Check your tyres a little more regularly. Most vehicles on our roads have under-inflated tyres to some degree. Soft tyres impact on the finances because of an increase in fuel consumption, plus your tread will wear away quicker meaning you'll need to replace them more often.
Reduce short cold runs
Try carrying out as many errands as possible in one outing. Fuel consumption is horrendously high when engines are cold. To save even more fuel, challenge yourself to drive more smoothly by reducing sudden acceleration and avoiding heavy braking where possible.
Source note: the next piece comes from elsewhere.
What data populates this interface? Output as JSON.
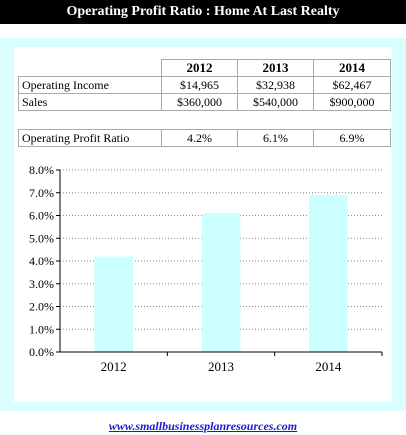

Ask repairers to justify their costs, especially when any additional work is recommended. While most work is genuine, there are times when it becomes more of an extra income generator for the workshop concerned than anything else. Often repair costs can be spread out over a longer timeframe. Bottom line is: do you have a trusted repairer?
How about doing some of the basic under-bonnet checks yourself, such as oil, water and brake fluid levels? Being proactive can help reduce unwanted mechanical failures or limit the costs of repairs.
Many of us are guilty of not asking enough questions, challenging costs or looking for alternatives as ways of saving money.
So take some time and carry out a review of your vehicle ownership costs and make a conscious effort to try to make savings. I can almost guarantee you will if you put your mind to it.
N.B. A note to any future visitors - if the household lights are out, we are probably at home with candles burning.